What does all this mean for leadership?
“We can and must try to set a good example, transparency and consistency. However, there is a major issue that is not addressed at the moment: we are clear about the digital skills we need to develop, especially after the last year and a half of the pandemic. There are also evident what are those attitudes that will remain human anyway. What is not clear is: how do we manage to get these human skills through a screen?

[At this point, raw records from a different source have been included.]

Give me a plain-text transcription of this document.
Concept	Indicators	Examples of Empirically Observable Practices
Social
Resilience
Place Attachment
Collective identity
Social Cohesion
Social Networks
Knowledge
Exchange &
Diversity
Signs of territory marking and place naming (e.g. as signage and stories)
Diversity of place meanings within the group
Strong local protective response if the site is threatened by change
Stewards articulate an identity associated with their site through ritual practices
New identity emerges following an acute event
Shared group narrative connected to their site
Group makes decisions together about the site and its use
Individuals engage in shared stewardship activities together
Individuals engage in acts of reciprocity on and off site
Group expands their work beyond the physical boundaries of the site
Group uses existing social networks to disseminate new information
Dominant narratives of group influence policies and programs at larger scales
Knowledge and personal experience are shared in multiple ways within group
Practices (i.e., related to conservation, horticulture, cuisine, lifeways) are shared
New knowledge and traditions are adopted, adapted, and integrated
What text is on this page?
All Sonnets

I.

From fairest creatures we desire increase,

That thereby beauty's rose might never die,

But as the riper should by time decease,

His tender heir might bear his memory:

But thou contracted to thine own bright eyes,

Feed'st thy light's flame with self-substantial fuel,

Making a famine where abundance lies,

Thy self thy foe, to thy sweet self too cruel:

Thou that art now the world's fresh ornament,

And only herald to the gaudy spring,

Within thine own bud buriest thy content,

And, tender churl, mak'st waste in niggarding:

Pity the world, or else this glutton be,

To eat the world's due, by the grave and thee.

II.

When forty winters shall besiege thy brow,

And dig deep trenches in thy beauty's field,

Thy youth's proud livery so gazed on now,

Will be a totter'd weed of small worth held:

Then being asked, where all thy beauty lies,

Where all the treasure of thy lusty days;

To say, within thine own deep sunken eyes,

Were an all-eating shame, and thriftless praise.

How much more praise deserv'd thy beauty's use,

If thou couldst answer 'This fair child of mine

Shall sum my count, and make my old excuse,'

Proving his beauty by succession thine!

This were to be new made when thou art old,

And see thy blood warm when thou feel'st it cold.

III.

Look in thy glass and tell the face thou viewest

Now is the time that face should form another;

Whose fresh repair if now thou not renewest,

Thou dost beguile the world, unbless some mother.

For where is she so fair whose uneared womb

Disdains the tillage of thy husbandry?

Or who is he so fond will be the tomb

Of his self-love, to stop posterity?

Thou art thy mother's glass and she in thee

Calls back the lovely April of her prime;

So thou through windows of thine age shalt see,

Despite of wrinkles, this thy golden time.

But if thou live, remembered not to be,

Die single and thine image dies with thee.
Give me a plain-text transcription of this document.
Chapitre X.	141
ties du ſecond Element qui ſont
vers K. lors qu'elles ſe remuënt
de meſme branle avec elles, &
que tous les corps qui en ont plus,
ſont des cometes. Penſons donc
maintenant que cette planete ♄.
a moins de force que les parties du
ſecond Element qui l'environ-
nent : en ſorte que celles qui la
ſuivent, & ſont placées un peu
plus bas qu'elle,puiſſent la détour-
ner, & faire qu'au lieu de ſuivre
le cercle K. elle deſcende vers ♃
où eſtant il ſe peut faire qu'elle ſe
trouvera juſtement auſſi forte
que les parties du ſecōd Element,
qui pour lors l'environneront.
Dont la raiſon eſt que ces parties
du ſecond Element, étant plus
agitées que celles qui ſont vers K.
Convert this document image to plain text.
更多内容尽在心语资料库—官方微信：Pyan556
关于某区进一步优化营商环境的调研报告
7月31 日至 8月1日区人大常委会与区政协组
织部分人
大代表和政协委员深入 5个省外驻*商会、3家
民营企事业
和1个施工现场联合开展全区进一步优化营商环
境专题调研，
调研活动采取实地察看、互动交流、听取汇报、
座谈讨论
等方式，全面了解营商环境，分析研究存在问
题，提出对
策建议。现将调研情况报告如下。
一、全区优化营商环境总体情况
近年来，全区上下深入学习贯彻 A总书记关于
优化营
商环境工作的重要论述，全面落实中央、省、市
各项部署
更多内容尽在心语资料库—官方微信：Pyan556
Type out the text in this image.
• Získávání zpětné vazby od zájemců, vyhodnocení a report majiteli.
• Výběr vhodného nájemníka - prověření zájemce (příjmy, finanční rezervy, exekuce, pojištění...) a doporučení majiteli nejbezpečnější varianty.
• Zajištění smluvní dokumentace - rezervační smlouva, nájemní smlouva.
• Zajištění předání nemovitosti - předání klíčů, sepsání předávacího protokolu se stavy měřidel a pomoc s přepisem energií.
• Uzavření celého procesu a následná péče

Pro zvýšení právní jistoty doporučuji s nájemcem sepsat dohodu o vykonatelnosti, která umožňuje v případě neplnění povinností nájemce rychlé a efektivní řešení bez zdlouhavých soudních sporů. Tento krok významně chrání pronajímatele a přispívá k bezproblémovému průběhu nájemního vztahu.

Put another way: how can a leader be empathetic, to pass a message with the same effectiveness as before, considering that we cannot perceive the reactions of the other? In fact, we are not prepared for this type of interactions, no matter how competent we may be ”.
A request that is often made by leaders to their employees is to adopt an entrepreneurial approach, but Stigliano is not very convinced of the opportunity to undertake a path of this type:
"I started my career as an entrepreneur, opening my own agency advertising, with related joys and pains of the trade. What I can say is that entrepreneurial attitude / attitude is a rare thing, being an entrepreneur means having a high propensity for risk, but often also having a starting situation that allows you to embrace this approach as well. In America there is a lot of talk about entrepreneur in house, with which in practice employees are asked to marry company projects as if they were their own, also making their own personal contributions. However, I believe that in a historical moment like the one we are experiencing it is important for business leaders to take responsibility and offer reassurance rather than just asking all collaborators for an active contribution precisely the case of treading on this aspect, also because in this phase not everyone has the desire to be on the front line ”.
What leaders are needed then in these times?
“There is a book that I recommend, First 90 days, dedicated to transition leaders, which proposes a framework called Stars, from the name of the initials that characterize it: startup, turnaround, accelerate growth, realigniment, sustain success. These are 5 different stages that companies experience in their growth and which would require different personalities to lead. It is in fact difficult for a person to have the qualities to be a suitable leader both in the startup phase and in sustain success. This is to say that, even before the pandemic, it was difficult to give a single answer to this question. Surely, though, it is that there is a huge difference between leader and manager: the leader has to do with setting a direction in an unstable situation and convincing others to follow him. The direction established by leaders, however, needs managers who reduce arbitrariness and make organizational processes efficient. In a historical moment like this we cannot only deal with managers, who write processes to make efficient trajectories designed by someone else. Rather, we need leaders, people who envision possible futures and who have the ability to clearly support and engage people. Also because the greatest risk is to continue doing things as they have always been done ”.
An example that immediately stands out is that of Satya Nadella, who was able to make an incredible transformation in a multinational of the size of Microsoft.
"It is no coincidence that Nadella - Stigliano recalls - does not like to define himself as CEO, when rather as Chief Cultural Officer, that is as head of corporate culture, as a testimony to the turning point that there was".